Diabetes insipidus – Symptoms, Causes and Treatments



Diabetes insipidus is a condition characterized by large amounts of dilute urine and increased thirst. The amount of urine produced can be nearly 2 liters per day. Reduction of fluid has little effect on the concentration of the urine. There are four types of diabetes insipidus, each with a different set of causes. 1. Central Diabetes Insipidus Central Diabetes Insipidus is a neurogenic disease where the hypothalamus in the brain does not make any anti-diuretic hormone, which is also known as vasopressin. This hormone is stored in the posterior pituitary of the mind until it is used in the kidneys for reabsorption of water. Anti-diuretic hormone controls the concentration of urine that is excreted from the body, but if it is not made, our bodies cannot reabsorb water so that we will produce very dilute urine. This acquired disorder can be caused by trauma to the brain or is idiopathic.
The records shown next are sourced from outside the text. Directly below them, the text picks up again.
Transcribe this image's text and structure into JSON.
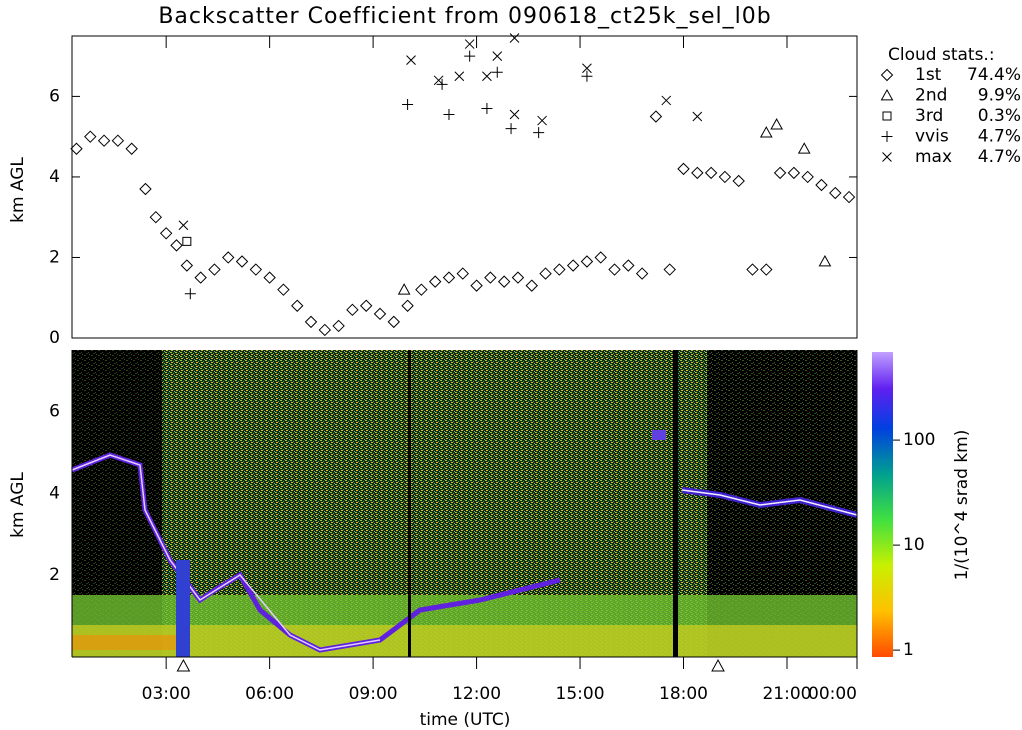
{
  "chart_data": [
    {
      "type": "scatter",
      "title": "Backscatter Coefficient from 090618_ct25k_sel_l0b",
      "ylabel": "km AGL",
      "xlim": [
        0.27,
        23.03
      ],
      "ylim": [
        0,
        7.5
      ],
      "yticks": [
        0,
        2,
        4,
        6
      ],
      "legend_title": "Cloud stats.:",
      "legend": "right",
      "series": [
        {
          "name": "1st",
          "stat_text": "74.4%",
          "marker": "diamond",
          "color": "#000000",
          "x": [
            0.4,
            0.8,
            1.2,
            1.6,
            2.0,
            2.4,
            2.7,
            3.0,
            3.3,
            3.6,
            4.0,
            4.4,
            4.8,
            5.2,
            5.6,
            6.0,
            6.4,
            6.8,
            7.2,
            7.6,
            8.0,
            8.4,
            8.8,
            9.2,
            9.6,
            10.0,
            10.4,
            10.8,
            11.2,
            11.6,
            12.0,
            12.4,
            12.8,
            13.2,
            13.6,
            14.0,
            14.4,
            14.8,
            15.2,
            15.6,
            16.0,
            16.4,
            16.8,
            17.2,
            17.6,
            18.0,
            18.4,
            18.8,
            19.2,
            19.6,
            20.0,
            20.4,
            20.8,
            21.2,
            21.6,
            22.0,
            22.4,
            22.8
          ],
          "y": [
            4.7,
            5.0,
            4.9,
            4.9,
            4.7,
            3.7,
            3.0,
            2.6,
            2.3,
            1.8,
            1.5,
            1.7,
            2.0,
            1.9,
            1.7,
            1.5,
            1.2,
            0.8,
            0.4,
            0.2,
            0.3,
            0.7,
            0.8,
            0.6,
            0.4,
            0.8,
            1.2,
            1.4,
            1.5,
            1.6,
            1.3,
            1.5,
            1.4,
            1.5,
            1.3,
            1.6,
            1.7,
            1.8,
            1.9,
            2.0,
            1.7,
            1.8,
            1.6,
            5.5,
            1.7,
            4.2,
            4.1,
            4.1,
            4.0,
            3.9,
            1.7,
            1.7,
            4.1,
            4.1,
            4.0,
            3.8,
            3.6,
            3.5
          ]
        },
        {
          "name": "2nd",
          "stat_text": "9.9%",
          "marker": "triangle",
          "color": "#000000",
          "x": [
            9.9,
            20.4,
            20.7,
            21.5,
            22.1
          ],
          "y": [
            1.2,
            5.1,
            5.3,
            4.7,
            1.9
          ]
        },
        {
          "name": "3rd",
          "stat_text": "0.3%",
          "marker": "square",
          "color": "#000000",
          "x": [
            3.6
          ],
          "y": [
            2.4
          ]
        },
        {
          "name": "vvis",
          "stat_text": "4.7%",
          "marker": "plus",
          "color": "#000000",
          "x": [
            3.7,
            10.0,
            11.0,
            11.2,
            11.8,
            12.3,
            12.6,
            13.0,
            13.8,
            15.2
          ],
          "y": [
            1.1,
            5.8,
            6.3,
            5.55,
            7.0,
            5.7,
            6.6,
            5.2,
            5.1,
            6.5
          ]
        },
        {
          "name": "max",
          "stat_text": "4.7%",
          "marker": "cross",
          "color": "#000000",
          "x": [
            3.5,
            10.1,
            10.9,
            11.5,
            11.8,
            12.3,
            12.6,
            13.1,
            13.1,
            13.9,
            15.2,
            17.5,
            18.4
          ],
          "y": [
            2.8,
            6.9,
            6.4,
            6.5,
            7.3,
            6.5,
            7.0,
            7.45,
            5.55,
            5.4,
            6.7,
            5.9,
            5.5
          ]
        }
      ]
    },
    {
      "type": "heatmap",
      "ylabel": "km AGL",
      "xlabel": "time (UTC)",
      "xlim": [
        0.27,
        23.03
      ],
      "ylim": [
        0,
        7.5
      ],
      "yticks": [
        2,
        4,
        6
      ],
      "xticks": [
        {
          "value": 3,
          "label": "03:00"
        },
        {
          "value": 6,
          "label": "06:00"
        },
        {
          "value": 9,
          "label": "09:00"
        },
        {
          "value": 12,
          "label": "12:00"
        },
        {
          "value": 15,
          "label": "15:00"
        },
        {
          "value": 18,
          "label": "18:00"
        },
        {
          "value": 21,
          "label": "21:00"
        },
        {
          "value": 23.03,
          "label": "00:00"
        }
      ],
      "event_markers_x": [
        3.5,
        19.0
      ],
      "colorbar": {
        "label": "1/(10^4 srad km)",
        "log": true,
        "lim": [
          0.86,
          690
        ],
        "ticks": [
          1,
          10,
          100
        ]
      }
    }
  ]
}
Patients present dehydrated with excessive thirst and urination. Treatment is a replacement of the hormone with artificial Desmopressin. 2. Nephrogenic Diabetes Insipidus Nephrogenic Diabetes Insipidus is a pathological disorder where the receptors at the collecting tubules in the kidneys do not respond to anti-diuretic hormone. This problem prevents the kidneys from concentrating urine, causing the release of very dilute urine. Patients present with excessive thirst and urination, causing severe dehydration. Causes of this acquired disease can be lithium use or electrolyte imbalance. This condition can be treated with low sodium and low protein diet, as well as with diuretics, such as Hydrochlorothiazide and Amiloride. 3. Dipsogenic diabetes insipidus
Dipsogenic diabetes insipidus is similar to other manifestations of this disorder, especially in regards to neurogenic versions. It causes extreme thirst, which creates an increased fluid intake. This creates an excessive need to urinate because of the high fluid levels. It is characterized by low levels of vasopressin within the blood plasma and high levels of plasma osmolality. Treating dipsogenic diabetes insipidus usually involves diuretic therapy. What distinguishes this version of diabetes insipidus from others is that during the treatment period, the body's need for water intake decreases less rapidly than the excretion of water from the body. Because of this, most patients who are being treated for dipsogenic diabetes insipidus will experience low sodium levels and a lack of water balance. 4. Gestational diabetes insipidus Gestational diabetes insipidus is a rare disorder that happens in pregnancy, usually in the third trimester. This condition can make you so thirsty you drink many glasses of water a day. As a result, you might go to the bathroom more than once or twice an hour. This isn't a result of pregnancy but of diabetes insipidus, which is sometimes called "water" diabetes. The doctor may opt not to treat gestational diabetes insipidus. If that's the case, he will likely ask you to come to the office a lot. He will make sure your body doesn't retain too much fluid. You'll also need to keep liquids with you, so you don't get dehydrated. There is no cure for diabetes insipidus. But you can work with your doctor to manage the symptoms of this condition. Medicine can help prevent constant thirst and excessive urination that comes with this condition. Preventing these symptoms will add a great deal to your quality of life.